The Bradford-based firm made £192.5m last year, up from £165.8m in 2017 while its core operating profit increased by 13 per cent to £180.8m from 2017’s £160.2m.
The society financed more than 36,000 mortgages, increasing gross lending by 10 per cent to a record £8.9bn and net lending by 60 per cent to £1.6bn.
A total of 197,000 new accounts were opened and savings balances increased to £29.6bn. Liquid assets stand at £5.5bn, down from £6.1bn in 2017, with a liquidity ratio of 13.9 per cent, remaining above regulatory requirements.
The society also dramatically reduced its costs in 2018, down £29m to £311m, something bosses said formed part of the business’s plan to operate more efficiently.
Chief executive Mike Regnier told The Yorkshire Post: “I am very pleased with what we have seen this year.
The landscape is very competitive but I guess we have done a few things right.Chief executive Mike Regnier
“We managed to grow our profit 16 per cent year-on-year whilst also reducing our cost base by £29m.
“That has been a really big focus for us in terms of becoming more efficient.
“We managed to grow our outstanding mortgage balances and gross lending and of course recorded our highest ever amount of lending.
“The landscape is very competitive but I guess we have done a few things right.”
Mr Regnier said that he and his team were pleased to have kept its Net Promoter Score, a measure of customer satisfaction rates, at the same high level as the year prior.
Going forward, the society boss sought to assure customers that the business would remain strong in the face of any economic uncertainty that may result from Britain’s departure from the European Union.
“It is very uncertain,” he said.
“I am not going to make any predictions as they are not going to be any better than anyone else’s.
“But I can reassure customers that, irrespective of what is happening in the world out there, that we will continue to provide them with a safe haven, whatever happens with the outcome of Brexit.
“We are lucky in that we are a UK business.

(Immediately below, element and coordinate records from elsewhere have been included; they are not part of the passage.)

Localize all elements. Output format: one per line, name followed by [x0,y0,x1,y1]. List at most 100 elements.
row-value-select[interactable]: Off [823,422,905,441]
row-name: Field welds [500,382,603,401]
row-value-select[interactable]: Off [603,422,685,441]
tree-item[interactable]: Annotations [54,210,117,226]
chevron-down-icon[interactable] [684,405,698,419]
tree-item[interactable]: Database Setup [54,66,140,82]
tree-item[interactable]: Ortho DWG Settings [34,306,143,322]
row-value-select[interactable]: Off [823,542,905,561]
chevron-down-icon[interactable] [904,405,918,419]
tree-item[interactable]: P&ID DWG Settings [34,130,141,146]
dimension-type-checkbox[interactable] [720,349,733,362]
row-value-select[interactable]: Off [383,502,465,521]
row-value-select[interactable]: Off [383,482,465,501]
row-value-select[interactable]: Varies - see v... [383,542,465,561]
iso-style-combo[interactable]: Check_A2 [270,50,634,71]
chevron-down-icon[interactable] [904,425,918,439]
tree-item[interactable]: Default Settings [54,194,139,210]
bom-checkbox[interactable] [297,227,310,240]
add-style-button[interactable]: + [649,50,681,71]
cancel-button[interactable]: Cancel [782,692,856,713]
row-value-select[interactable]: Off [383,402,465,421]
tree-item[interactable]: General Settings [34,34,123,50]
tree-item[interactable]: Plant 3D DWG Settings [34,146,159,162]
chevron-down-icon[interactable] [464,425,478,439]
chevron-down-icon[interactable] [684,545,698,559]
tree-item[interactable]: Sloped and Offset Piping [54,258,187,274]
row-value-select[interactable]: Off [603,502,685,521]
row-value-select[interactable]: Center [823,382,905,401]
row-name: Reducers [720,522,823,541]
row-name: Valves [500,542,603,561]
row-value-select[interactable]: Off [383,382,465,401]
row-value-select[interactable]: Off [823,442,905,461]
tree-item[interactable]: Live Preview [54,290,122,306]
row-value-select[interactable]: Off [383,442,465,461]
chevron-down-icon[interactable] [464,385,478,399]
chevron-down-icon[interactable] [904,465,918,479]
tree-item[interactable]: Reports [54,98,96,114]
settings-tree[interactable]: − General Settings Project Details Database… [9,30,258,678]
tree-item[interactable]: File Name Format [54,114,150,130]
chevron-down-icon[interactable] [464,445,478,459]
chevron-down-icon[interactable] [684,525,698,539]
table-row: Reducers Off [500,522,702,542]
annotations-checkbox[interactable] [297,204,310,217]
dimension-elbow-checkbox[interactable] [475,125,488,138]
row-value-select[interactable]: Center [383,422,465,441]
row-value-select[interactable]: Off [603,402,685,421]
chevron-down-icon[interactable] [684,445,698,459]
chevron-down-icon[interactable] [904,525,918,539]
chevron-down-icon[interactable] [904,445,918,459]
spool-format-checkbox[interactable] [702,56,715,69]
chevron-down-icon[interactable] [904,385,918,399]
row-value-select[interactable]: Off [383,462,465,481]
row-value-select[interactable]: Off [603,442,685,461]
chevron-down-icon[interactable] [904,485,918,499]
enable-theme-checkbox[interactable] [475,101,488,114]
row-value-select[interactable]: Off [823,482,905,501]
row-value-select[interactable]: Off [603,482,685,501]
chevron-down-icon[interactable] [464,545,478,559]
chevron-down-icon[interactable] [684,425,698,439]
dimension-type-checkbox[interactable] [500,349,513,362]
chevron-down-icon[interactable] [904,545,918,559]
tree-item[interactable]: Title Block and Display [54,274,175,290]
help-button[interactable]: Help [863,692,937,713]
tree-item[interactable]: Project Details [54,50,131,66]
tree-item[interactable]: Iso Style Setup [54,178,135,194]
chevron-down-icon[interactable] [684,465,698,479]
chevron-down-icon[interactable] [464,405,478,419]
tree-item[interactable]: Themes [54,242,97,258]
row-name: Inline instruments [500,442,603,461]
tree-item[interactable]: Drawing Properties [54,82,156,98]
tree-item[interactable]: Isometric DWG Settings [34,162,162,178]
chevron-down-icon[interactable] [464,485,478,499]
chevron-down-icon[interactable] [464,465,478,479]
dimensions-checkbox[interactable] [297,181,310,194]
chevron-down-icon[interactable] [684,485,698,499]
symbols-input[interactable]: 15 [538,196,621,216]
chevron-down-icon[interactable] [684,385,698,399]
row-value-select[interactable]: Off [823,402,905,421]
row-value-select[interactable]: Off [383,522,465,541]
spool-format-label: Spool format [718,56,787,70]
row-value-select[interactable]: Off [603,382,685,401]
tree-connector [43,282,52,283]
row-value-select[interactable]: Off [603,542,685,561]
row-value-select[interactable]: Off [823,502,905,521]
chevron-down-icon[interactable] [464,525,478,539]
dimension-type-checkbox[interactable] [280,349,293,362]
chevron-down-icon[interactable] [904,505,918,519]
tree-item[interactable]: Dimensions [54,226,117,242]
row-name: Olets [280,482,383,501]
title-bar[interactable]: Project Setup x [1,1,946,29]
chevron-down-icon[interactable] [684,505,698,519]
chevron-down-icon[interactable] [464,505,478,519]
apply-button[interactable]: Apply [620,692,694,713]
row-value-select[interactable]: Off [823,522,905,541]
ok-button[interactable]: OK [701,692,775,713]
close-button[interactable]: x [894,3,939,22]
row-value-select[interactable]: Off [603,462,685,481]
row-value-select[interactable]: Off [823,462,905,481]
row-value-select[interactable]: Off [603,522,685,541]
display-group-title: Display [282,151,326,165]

We do not import or export goods.”
In a week in which both Leeds and Skipton Building Societies reported healthy profits, Mr Regnier said that the sector was enjoying a decent period.
“It looks to have had another good year,” he said.

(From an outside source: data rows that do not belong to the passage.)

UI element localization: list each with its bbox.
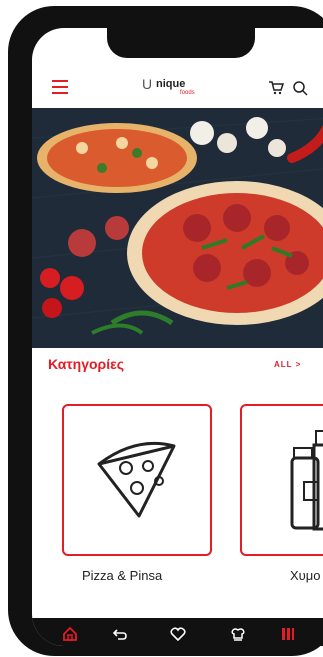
category-label-juices: Χυμο — [290, 568, 321, 583]
all-categories-link[interactable]: ALL > — [274, 360, 301, 369]
category-card-juices[interactable] — [240, 404, 323, 556]
pizza-slice-icon — [97, 441, 176, 518]
back-icon[interactable] — [112, 626, 128, 642]
pizza-illustration — [32, 108, 323, 348]
app-logo[interactable]: U nique foods — [142, 74, 222, 102]
bottle-icon — [290, 430, 323, 531]
hero-banner-image[interactable] — [32, 108, 323, 348]
app-screen: U nique foods Κατηγορίες ALL > Pizza & P… — [32, 28, 323, 646]
top-bar: U nique foods — [32, 68, 323, 112]
categories-title: Κατηγορίες — [48, 356, 125, 372]
logo-subtext: foods — [180, 90, 195, 96]
chef-hat-icon[interactable] — [230, 626, 246, 642]
menu-icon[interactable] — [52, 80, 72, 94]
logo-text: nique — [156, 78, 186, 90]
cart-icon[interactable] — [268, 80, 284, 96]
phone-frame: U nique foods Κατηγορίες ALL > Pizza & P… — [8, 6, 323, 656]
bottom-navigation-bar — [32, 618, 323, 646]
home-icon[interactable] — [62, 626, 78, 642]
category-label-pizza: Pizza & Pinsa — [82, 568, 163, 583]
search-icon[interactable] — [292, 80, 308, 96]
phone-notch — [107, 28, 255, 58]
bookmark-icon[interactable] — [280, 626, 296, 642]
category-card-pizza[interactable] — [62, 404, 212, 556]
logo-mark: U — [142, 76, 153, 92]
heart-icon[interactable] — [170, 626, 186, 642]
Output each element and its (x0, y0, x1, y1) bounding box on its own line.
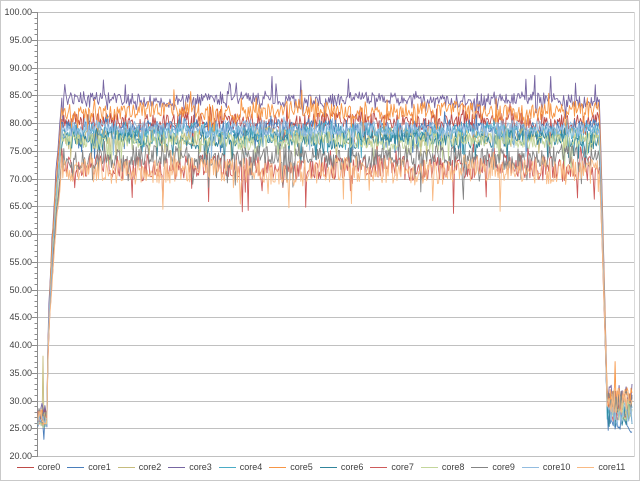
series-line-core7 (38, 147, 632, 425)
y-tick-label: 35.00 (1, 368, 32, 379)
legend-label: core3 (189, 462, 212, 472)
legend-item-core4: core4 (219, 462, 263, 472)
legend-label: core6 (341, 462, 364, 472)
legend-label: core1 (88, 462, 111, 472)
series-line-core9 (38, 141, 632, 423)
series-line-core11 (38, 150, 632, 425)
y-tick-label: 100.00 (1, 7, 32, 18)
legend-label: core8 (442, 462, 465, 472)
y-tick-label: 50.00 (1, 285, 32, 296)
legend-marker-core9 (471, 467, 488, 468)
y-tick-label: 75.00 (1, 146, 32, 157)
legend-marker-core5 (269, 467, 286, 468)
y-tick-label: 80.00 (1, 118, 32, 129)
legend-item-core8: core8 (421, 462, 465, 472)
legend-label: core2 (139, 462, 162, 472)
legend-marker-core1 (67, 467, 84, 468)
legend-label: core0 (38, 462, 61, 472)
y-tick-label: 60.00 (1, 229, 32, 240)
legend-marker-core4 (219, 467, 236, 468)
y-tick-label: 70.00 (1, 174, 32, 185)
legend-label: core5 (290, 462, 313, 472)
legend-label: core9 (492, 462, 515, 472)
legend-marker-core2 (118, 467, 135, 468)
y-tick-label: 25.00 (1, 423, 32, 434)
legend-marker-core11 (577, 467, 594, 468)
legend-item-core11: core11 (577, 462, 625, 472)
y-tick-label: 85.00 (1, 90, 32, 101)
y-tick-label: 55.00 (1, 257, 32, 268)
legend-marker-core0 (17, 467, 34, 468)
y-tick-label: 65.00 (1, 201, 32, 212)
plot-area (1, 1, 640, 481)
legend-label: core4 (240, 462, 263, 472)
legend-label: core7 (391, 462, 414, 472)
y-tick-label: 40.00 (1, 340, 32, 351)
legend-item-core0: core0 (17, 462, 61, 472)
legend-item-core3: core3 (168, 462, 212, 472)
y-tick-label: 45.00 (1, 312, 32, 323)
legend-item-core9: core9 (471, 462, 515, 472)
legend-item-core5: core5 (269, 462, 313, 472)
legend-item-core2: core2 (118, 462, 162, 472)
chart-canvas: 20.0025.0030.0035.0040.0045.0050.0055.00… (0, 0, 640, 481)
legend-marker-core10 (522, 467, 539, 468)
y-tick-label: 95.00 (1, 35, 32, 46)
legend-item-core1: core1 (67, 462, 111, 472)
legend-item-core10: core10 (522, 462, 571, 472)
legend-label: core10 (543, 462, 571, 472)
y-tick-label: 90.00 (1, 63, 32, 74)
legend-item-core6: core6 (320, 462, 364, 472)
legend: core0 core1 core2 core3 core4 core5 core6 core7… (1, 459, 640, 475)
legend-marker-core7 (370, 467, 387, 468)
legend-marker-core3 (168, 467, 185, 468)
legend-item-core7: core7 (370, 462, 414, 472)
legend-marker-core8 (421, 467, 438, 468)
legend-label: core11 (598, 462, 625, 472)
legend-marker-core6 (320, 467, 337, 468)
y-tick-label: 30.00 (1, 396, 32, 407)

“It is very robust and seems to be sustainable.”
Mr Regnier said that Yorkshire Building Society enabled 12,500 customers to apply for and complete their remortgages online, something the firm said was saving customers time and reducing paper.
It also introduced a Help to Buy ISA mortgage, which offers preferential interest rates to first-time buyers who saved using a Help to Buy ISA account.

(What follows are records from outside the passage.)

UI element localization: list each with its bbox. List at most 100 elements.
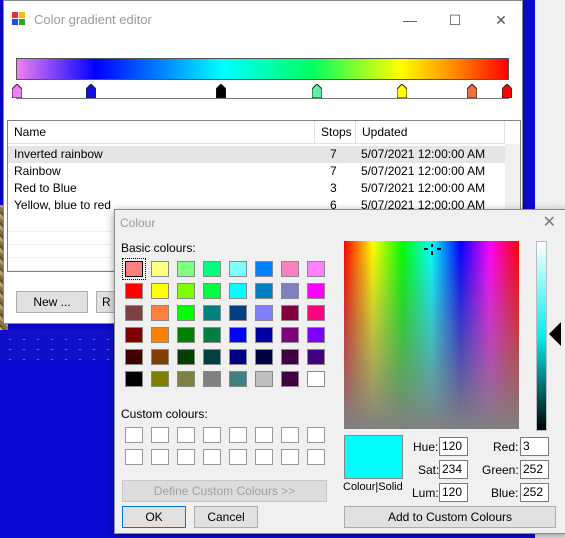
- gradient-stop-marker[interactable]: [12, 84, 22, 98]
- basic-colour-swatch[interactable]: [229, 349, 247, 365]
- red-input[interactable]: 3: [520, 437, 549, 456]
- custom-colour-slot[interactable]: [151, 449, 169, 465]
- luminosity-slider-arrow-icon[interactable]: [549, 322, 561, 346]
- basic-colour-swatch[interactable]: [151, 371, 169, 387]
- basic-colour-swatch[interactable]: [229, 305, 247, 321]
- basic-colour-swatch[interactable]: [151, 327, 169, 343]
- custom-colour-slot[interactable]: [177, 427, 195, 443]
- sat-label: Sat:: [418, 463, 440, 477]
- basic-colour-swatch[interactable]: [281, 371, 299, 387]
- custom-colour-slot[interactable]: [203, 449, 221, 465]
- basic-colour-swatch[interactable]: [229, 283, 247, 299]
- basic-colour-swatch[interactable]: [203, 261, 221, 277]
- basic-colour-swatch[interactable]: [281, 305, 299, 321]
- basic-colour-swatch[interactable]: [281, 327, 299, 343]
- custom-colour-slot[interactable]: [177, 449, 195, 465]
- basic-colour-swatch[interactable]: [177, 305, 195, 321]
- basic-colour-swatch[interactable]: [229, 327, 247, 343]
- crosshair-icon[interactable]: [424, 244, 442, 256]
- basic-colour-swatch[interactable]: [307, 305, 325, 321]
- gradient-stop-marker[interactable]: [312, 84, 322, 98]
- add-to-custom-colours-button[interactable]: Add to Custom Colours: [344, 506, 556, 528]
- custom-colour-slot[interactable]: [307, 427, 325, 443]
- basic-colour-swatch[interactable]: [203, 327, 221, 343]
- gradient-stop-marker[interactable]: [216, 84, 226, 98]
- custom-colour-slot[interactable]: [281, 427, 299, 443]
- basic-colour-swatch[interactable]: [125, 283, 143, 299]
- table-row[interactable]: Red to Blue 3 5/07/2021 12:00:00 AM: [8, 180, 505, 197]
- custom-colour-slot[interactable]: [125, 449, 143, 465]
- basic-colour-swatch[interactable]: [307, 283, 325, 299]
- basic-colour-swatch[interactable]: [177, 283, 195, 299]
- gradient-stop-marker[interactable]: [397, 84, 407, 98]
- basic-colour-swatch[interactable]: [255, 261, 273, 277]
- basic-colour-swatch[interactable]: [203, 349, 221, 365]
- colour-spectrum[interactable]: [344, 241, 519, 429]
- basic-colour-swatch[interactable]: [281, 261, 299, 277]
- column-header-name[interactable]: Name: [8, 121, 315, 144]
- basic-colour-swatch[interactable]: [255, 305, 273, 321]
- basic-colour-swatch[interactable]: [122, 258, 146, 280]
- basic-colour-swatch[interactable]: [203, 305, 221, 321]
- lum-input[interactable]: 120: [439, 483, 468, 502]
- gradient-stop-marker[interactable]: [502, 84, 512, 98]
- custom-colour-slot[interactable]: [229, 449, 247, 465]
- basic-colour-swatch[interactable]: [281, 283, 299, 299]
- basic-colour-swatch[interactable]: [307, 371, 325, 387]
- basic-colour-swatch[interactable]: [203, 283, 221, 299]
- basic-colour-swatch[interactable]: [177, 327, 195, 343]
- basic-colour-swatch[interactable]: [307, 261, 325, 277]
- basic-colour-swatch[interactable]: [177, 349, 195, 365]
- basic-colour-swatch[interactable]: [151, 283, 169, 299]
- gradient-stop-marker[interactable]: [467, 84, 477, 98]
- define-custom-colours-button[interactable]: Define Custom Colours >>: [122, 480, 327, 502]
- basic-colour-swatch[interactable]: [177, 371, 195, 387]
- close-button[interactable]: ✕: [486, 9, 516, 31]
- basic-colour-swatch[interactable]: [151, 305, 169, 321]
- hue-input[interactable]: 120: [439, 437, 468, 456]
- gradient-preview-bar[interactable]: [16, 58, 509, 80]
- basic-colour-swatch[interactable]: [125, 327, 143, 343]
- dialog-close-icon[interactable]: ✕: [543, 212, 556, 232]
- row-name-cell: Red to Blue: [14, 181, 77, 195]
- custom-colour-slot[interactable]: [307, 449, 325, 465]
- basic-colour-swatch[interactable]: [151, 261, 169, 277]
- gradient-stop-marker[interactable]: [86, 84, 96, 98]
- basic-colour-swatch[interactable]: [255, 349, 273, 365]
- custom-colour-slot[interactable]: [203, 427, 221, 443]
- basic-colour-swatch[interactable]: [255, 283, 273, 299]
- table-row[interactable]: Rainbow 7 5/07/2021 12:00:00 AM: [8, 163, 505, 180]
- basic-colour-swatch[interactable]: [125, 305, 143, 321]
- custom-colour-slot[interactable]: [151, 427, 169, 443]
- cancel-button[interactable]: Cancel: [194, 506, 258, 528]
- green-input[interactable]: 252: [520, 460, 549, 479]
- sat-input[interactable]: 234: [439, 460, 468, 479]
- basic-colour-swatch[interactable]: [307, 327, 325, 343]
- row-updated-cell: 5/07/2021 12:00:00 AM: [361, 147, 486, 161]
- custom-colour-slot[interactable]: [281, 449, 299, 465]
- basic-colour-swatch[interactable]: [255, 371, 273, 387]
- custom-colour-slot[interactable]: [255, 449, 273, 465]
- custom-colour-slot[interactable]: [125, 427, 143, 443]
- basic-colour-swatch[interactable]: [229, 261, 247, 277]
- basic-colour-swatch[interactable]: [203, 371, 221, 387]
- column-header-updated[interactable]: Updated: [356, 121, 505, 144]
- basic-colour-swatch[interactable]: [125, 349, 143, 365]
- blue-input[interactable]: 252: [520, 483, 549, 502]
- maximize-button[interactable]: ☐: [440, 9, 470, 31]
- basic-colour-swatch[interactable]: [177, 261, 195, 277]
- basic-colour-swatch[interactable]: [229, 371, 247, 387]
- custom-colour-slot[interactable]: [229, 427, 247, 443]
- luminosity-bar[interactable]: [536, 241, 547, 431]
- column-header-stops[interactable]: Stops: [315, 121, 356, 144]
- basic-colour-swatch[interactable]: [307, 349, 325, 365]
- basic-colour-swatch[interactable]: [125, 371, 143, 387]
- minimize-button[interactable]: —: [395, 9, 425, 31]
- table-row[interactable]: Inverted rainbow 7 5/07/2021 12:00:00 AM: [8, 146, 505, 163]
- basic-colour-swatch[interactable]: [151, 349, 169, 365]
- basic-colour-swatch[interactable]: [281, 349, 299, 365]
- custom-colour-slot[interactable]: [255, 427, 273, 443]
- basic-colour-swatch[interactable]: [255, 327, 273, 343]
- ok-button[interactable]: OK: [122, 506, 186, 528]
- new-button[interactable]: New ...: [16, 291, 88, 313]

“All of the money we make is either used to help our members, through higher than average savings rates, more flexible products and improved services, or kept within the Society to make us financially stronger and more resilient,” said Mr Regnier.
“Our year-on-year reduction in operating costs, along with improvement in the management expense ratio, shows that we’re becoming more efficient and giving our members better value for money.”
Last year also saw Yorkshire Building Society complete its brand consolidation programme, transferring more than 570,000 Norwich & Peterborough Building Society savings customers to the Yorkshire Building Society brand.
The move means customers can now reach a branch network present in more than 240 towns and cities.